The Explanatory Memorandum to the Tax Laws Amendment (Fringe Benefits and Substantiation) Bill 1987 ("the EM") which introduced section 143A discusses the intended meaning of "benefit in respect of relocation transport":
The circumstances in which a benefit will be treated as a "benefit in respect of relocation transport" are specified in proposed section 143A. Broadly, such a benefit is one that is provided to an employee who moves from one locality to another in the course of employment or in order to commence new employment where the benefit meets travel costs (i.e., transport costs and accommodation and meals en route) incurred by the employee (or a family member) for the purpose of taking up residence in the locality of the new work place.

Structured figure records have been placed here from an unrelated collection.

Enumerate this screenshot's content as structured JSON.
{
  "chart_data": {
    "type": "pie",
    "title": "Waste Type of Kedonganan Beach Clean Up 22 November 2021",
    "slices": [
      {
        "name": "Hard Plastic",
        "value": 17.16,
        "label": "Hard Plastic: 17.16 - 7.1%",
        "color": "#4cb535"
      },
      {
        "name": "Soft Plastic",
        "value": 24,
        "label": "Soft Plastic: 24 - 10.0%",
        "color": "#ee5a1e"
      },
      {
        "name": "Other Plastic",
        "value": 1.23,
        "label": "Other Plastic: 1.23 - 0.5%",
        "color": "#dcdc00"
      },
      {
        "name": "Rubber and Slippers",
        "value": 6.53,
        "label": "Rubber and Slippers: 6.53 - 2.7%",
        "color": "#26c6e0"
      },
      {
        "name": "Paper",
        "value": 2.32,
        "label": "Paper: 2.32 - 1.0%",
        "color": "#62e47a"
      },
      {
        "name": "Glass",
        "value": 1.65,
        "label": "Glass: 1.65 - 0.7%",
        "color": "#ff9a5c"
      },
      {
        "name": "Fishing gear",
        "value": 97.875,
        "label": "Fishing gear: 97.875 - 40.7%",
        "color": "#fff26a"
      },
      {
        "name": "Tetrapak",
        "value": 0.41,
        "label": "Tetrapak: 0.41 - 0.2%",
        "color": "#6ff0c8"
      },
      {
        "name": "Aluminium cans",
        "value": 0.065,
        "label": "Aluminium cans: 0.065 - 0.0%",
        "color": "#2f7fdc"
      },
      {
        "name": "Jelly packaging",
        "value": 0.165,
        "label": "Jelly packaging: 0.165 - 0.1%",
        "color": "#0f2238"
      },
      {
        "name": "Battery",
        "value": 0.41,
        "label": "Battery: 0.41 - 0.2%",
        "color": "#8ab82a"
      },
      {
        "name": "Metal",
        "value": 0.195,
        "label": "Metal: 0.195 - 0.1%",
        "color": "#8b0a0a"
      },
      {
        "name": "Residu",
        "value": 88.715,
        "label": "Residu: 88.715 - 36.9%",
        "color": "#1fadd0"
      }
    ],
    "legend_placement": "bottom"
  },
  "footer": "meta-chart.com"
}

The EM makes it clear that a benefit in respect of relocation transport is intended to cover costs incurred for the purpose of an employee taking up residence in the locality of a new work place. Therefore, the words "in connection with" in subsection 142A(1) should be read such that only visa application costs that are incurred for the purpose of an employee taking up residence in the locality of a new work place will be "in connection with transport".
Conclusion
Whilst the employer and the employee agreed that the costs associated with their visa and immigration to Australia for work purposes would be paid by the employer, the employee's application for a visa to remain in Australia was made at the time the employee was already living in Australia. The visa application costs were not incurred for the purpose of the employee taking up residence in a new locality of a new work place.
Therefore the costs are not "in connection with transport" for the purposes of subsection 142A(1) or "in respect of the provision of transport" for the purposes of paragraph 143A(a)(ii).
Accordingly, the benefit is not provided "in respect of relocation transport" and therefore is not an exempt benefit under section 58F as condition 2 is not satisfied.
Summary
The costs incurred by the employer on behalf of an employee in respect of applying for a permanent residency visa are not exempt for fringe benefits tax purposes by the operation of section 58AA.
Detailed reasoning
Section 58AA - Exempt Benefits - Engagement of Relocation Consultant
Broadly, section 58AA provides an FBT exemption for benefits in respect of the engagement of a relocation consultant to assist with the relocation of an employee (and her or his family), where the employee is required to relocate in order to fulfil her or his employment duties.
The conditions to be satisfied before a benefit is exempt under section 58AA are set out in subsection 58AA(1). They are as follows:
(a) the benefit is in respect of the engagement of a relocation consultant; and
(b) the engagement of the relocation consultant is required solely because the employee is required to live away from her or his usual place of residence to perform her or his employment duties, the employee is required to return to her or his usual place of residence (either to continue to perform those duties or because those duties have ceased) or the employee is required to change her or his usual place of residence to perform those duties; and
(c) the relocation consultant is engaged to help a family member; and
(d) the benefit is provided under an arm's length arrangement
In the absence of the exemption, a fringe benefits tax liability may arise if the employer engages a relocation consultant to help settle the employee or his or her family when the employee is required to move from his or her usual place of residence to perform new employment duties. In such case, an expense payment fringe benefit would arise if the employer pays or reimburses the employee in respect of the relocation consultant's fee. Alternatively, a residual fringe benefit may arise if the employer engages the relocation consultant directly.
Conclusion
Neither the employer nor the employee engaged the services of a relocation consultant.
Accordingly, the expense benefit does not consist of the engagement of a relocation consultant and therefore is not an exempt benefit under section 58AA.